Василий Алексеевич Маклаков. Политик, юрист, человек | страница 8
Мне вспоминается другая речь Василия Алексеевича, произнесенная семью годами позже, когда в парижском театре Шан-з-Элизе русская эмиграция чествовала Бунина, в связи с присуждением ему Нобелевской премии. Это было, пожалуй, последнее большое, пышное, дружное и многолюдное эмигрантское собрание.
Помню, как Милюков, указывая в антракте на Маклакова, который подсел к находившемуся в первом ряду митрополиту Евлогию, шутливо заметил:
– Все, как бывало в старину у нас в провинции: на почетных местах — губернатор и архиерей!

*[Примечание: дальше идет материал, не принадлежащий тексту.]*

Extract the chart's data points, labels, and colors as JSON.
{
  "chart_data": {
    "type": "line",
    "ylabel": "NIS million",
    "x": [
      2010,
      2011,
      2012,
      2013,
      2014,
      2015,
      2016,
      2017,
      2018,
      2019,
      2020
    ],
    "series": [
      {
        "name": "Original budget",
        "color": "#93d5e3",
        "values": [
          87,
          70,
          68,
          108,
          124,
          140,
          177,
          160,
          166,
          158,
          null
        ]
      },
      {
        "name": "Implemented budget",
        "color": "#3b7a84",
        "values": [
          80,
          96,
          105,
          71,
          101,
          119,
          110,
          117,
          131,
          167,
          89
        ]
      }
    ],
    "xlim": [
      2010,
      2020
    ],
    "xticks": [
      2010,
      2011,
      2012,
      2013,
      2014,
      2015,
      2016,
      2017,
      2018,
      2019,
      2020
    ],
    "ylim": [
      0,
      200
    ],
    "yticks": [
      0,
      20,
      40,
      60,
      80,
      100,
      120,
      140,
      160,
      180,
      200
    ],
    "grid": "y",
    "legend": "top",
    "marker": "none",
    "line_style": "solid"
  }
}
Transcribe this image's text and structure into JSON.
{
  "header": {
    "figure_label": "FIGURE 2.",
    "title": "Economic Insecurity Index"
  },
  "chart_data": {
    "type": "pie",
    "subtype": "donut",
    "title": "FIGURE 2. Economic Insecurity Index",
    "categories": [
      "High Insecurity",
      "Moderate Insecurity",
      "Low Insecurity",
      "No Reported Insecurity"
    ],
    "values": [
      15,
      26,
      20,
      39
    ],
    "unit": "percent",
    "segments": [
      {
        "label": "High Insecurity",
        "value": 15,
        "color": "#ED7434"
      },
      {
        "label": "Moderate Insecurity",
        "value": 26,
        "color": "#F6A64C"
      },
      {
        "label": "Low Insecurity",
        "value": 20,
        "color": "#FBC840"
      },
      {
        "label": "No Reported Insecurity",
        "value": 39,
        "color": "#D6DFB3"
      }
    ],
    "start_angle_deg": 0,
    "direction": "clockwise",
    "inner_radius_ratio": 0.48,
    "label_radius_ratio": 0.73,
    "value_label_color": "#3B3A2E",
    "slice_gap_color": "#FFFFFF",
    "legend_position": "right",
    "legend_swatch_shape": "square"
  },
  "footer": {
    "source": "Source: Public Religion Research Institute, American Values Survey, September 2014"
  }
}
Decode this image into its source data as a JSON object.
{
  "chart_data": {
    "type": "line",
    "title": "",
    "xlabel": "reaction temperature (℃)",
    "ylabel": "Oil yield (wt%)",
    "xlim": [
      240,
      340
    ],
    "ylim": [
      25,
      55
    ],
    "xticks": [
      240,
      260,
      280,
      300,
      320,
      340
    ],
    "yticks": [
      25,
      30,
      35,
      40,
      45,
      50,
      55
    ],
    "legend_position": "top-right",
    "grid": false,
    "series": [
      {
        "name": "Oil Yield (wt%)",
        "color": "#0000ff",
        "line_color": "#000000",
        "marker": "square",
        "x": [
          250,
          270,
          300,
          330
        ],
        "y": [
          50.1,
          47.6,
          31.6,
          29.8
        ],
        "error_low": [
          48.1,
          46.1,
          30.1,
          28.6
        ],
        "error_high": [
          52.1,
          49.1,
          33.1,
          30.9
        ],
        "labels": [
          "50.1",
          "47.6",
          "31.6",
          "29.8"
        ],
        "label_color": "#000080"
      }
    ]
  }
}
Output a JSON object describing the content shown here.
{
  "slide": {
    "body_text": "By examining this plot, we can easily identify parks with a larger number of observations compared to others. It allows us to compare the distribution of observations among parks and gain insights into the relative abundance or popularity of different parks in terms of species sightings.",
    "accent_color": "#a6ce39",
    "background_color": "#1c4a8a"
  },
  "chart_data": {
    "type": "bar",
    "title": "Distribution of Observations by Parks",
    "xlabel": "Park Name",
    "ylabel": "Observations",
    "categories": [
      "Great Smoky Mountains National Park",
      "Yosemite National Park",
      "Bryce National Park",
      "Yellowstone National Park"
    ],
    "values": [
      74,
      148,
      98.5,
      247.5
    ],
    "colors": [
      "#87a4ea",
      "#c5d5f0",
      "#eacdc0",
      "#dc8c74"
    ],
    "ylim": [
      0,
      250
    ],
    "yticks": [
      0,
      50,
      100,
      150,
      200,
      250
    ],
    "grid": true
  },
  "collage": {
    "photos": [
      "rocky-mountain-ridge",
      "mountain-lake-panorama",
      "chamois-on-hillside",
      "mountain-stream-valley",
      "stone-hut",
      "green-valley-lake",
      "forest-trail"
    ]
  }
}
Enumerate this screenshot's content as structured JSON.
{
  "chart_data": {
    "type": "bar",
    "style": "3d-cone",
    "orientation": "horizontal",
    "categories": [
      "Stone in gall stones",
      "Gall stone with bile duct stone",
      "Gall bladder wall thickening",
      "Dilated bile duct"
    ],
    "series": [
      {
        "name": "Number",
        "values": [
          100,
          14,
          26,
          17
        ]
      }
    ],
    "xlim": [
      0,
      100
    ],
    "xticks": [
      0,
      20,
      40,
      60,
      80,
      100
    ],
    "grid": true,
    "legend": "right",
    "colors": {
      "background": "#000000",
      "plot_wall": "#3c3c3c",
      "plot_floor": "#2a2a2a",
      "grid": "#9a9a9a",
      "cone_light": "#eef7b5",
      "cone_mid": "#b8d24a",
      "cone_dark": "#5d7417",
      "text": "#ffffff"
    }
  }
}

Маклаков собрание открыл и был в этот вечер единственным оратором. Как человек с огромным общественным опытом, он чувствовал, конечно, что совсем без «огоньков впереди» обойтись в такой день невозможно, и уступку сделал. Но в речи его была печаль, усталость, и скрыть этого он не мог, а может быть, и не хотел. Если бы выразить словами то, что пробивалось у него между слов, получилось бы приблизительно следующее: «Господа, незачем себя обманывать, это наше последнее торжество! Да, жизнь продолжается, Россия бессмертна, но лично нам с вами ждать больше нечего». Не одного меня поразил общий склад его речи, и я не стал бы о своем впечатлении упоминать, если бы не слышал того же от других. Как и в речи о Пушкине, Маклаков о Бунине и его творчестве говорил лишь вскользь: темой его и на этот раз была русская культура, единственное у нас оставшееся, но зато и самое драгоценное ваше сокровище.
Как объяснить эту внезапную грусть и скептицизм, эту «дребезжащую струну»? Маклаков был еще сравнительно нестар, был полон сил, казался по-прежнему неистощимо жизнерадостен и бодр. Можно, было допустить случайность, т. е. случайный перебой в настроении, которому он и поддался. Но правдоподобнее другое: мы все живём «изо дня в день» интересами и мелочами каждого определенного дня и редко останавливаемся в этом привычном течении жизни, чтобы очнуться, задуматься, спросить себя, куда и зачем все вокруг нас движется. Исключений среди людей в этом смысле почти нет, и, конечно, так жил и Маклаков. Но когда ему доводилось взглянуть на житейскую и даже деловую суету «с птичьего полета», он видел то, что в другие минуты бывало от него скрыто, и об этом он говорил тогда, что впрочем, не могло помешать ему на следующее утро опять с головой уйти в увлечения, заботы, хлопоты, радости и волнения повседневного существования. Будущий историк и биограф Василия Алексеевича расскажет, вероятно, много интересного и примечательного о его деятельности, беседах с друзьями, мыслях и настроениях во время войны — в частности, после того, как немцы заняли Париж и «вождем» русской эмиграции оказался Жеребков. По свидетельству встречавшихся с ним тогда в Париже его приятелей он скорей с грустью, чем с негодованием смотрел на людей, уверовавших, что Германия борется только против большевиков, а России желает добра, процветания и свободы. Он не спрашивал себя, что это — «глупость или измена», он без колебаний утверждал: глупость. А глупости в разных ее видах он на своем веку достаточно насмотрелся и, как очень умный человек, перестал ей удивляться. Но лояльности в отношении Франции — прежней Франции, конечно, не той, которая «коллаборировала» с Гитлером,— он требовал категорически и резко разрывал с людьми, которые были, по его мнению, в этом смысле не на высоте,— особенно, если это были люди известные, просвещенные, а не темные, сбитые с толку эмигранты. В те времена такие разрывы — публичные, у всех на виду, доходившие до отказа подать руку,— бывали далеко не безопасны, но Маклакова это не останавливало.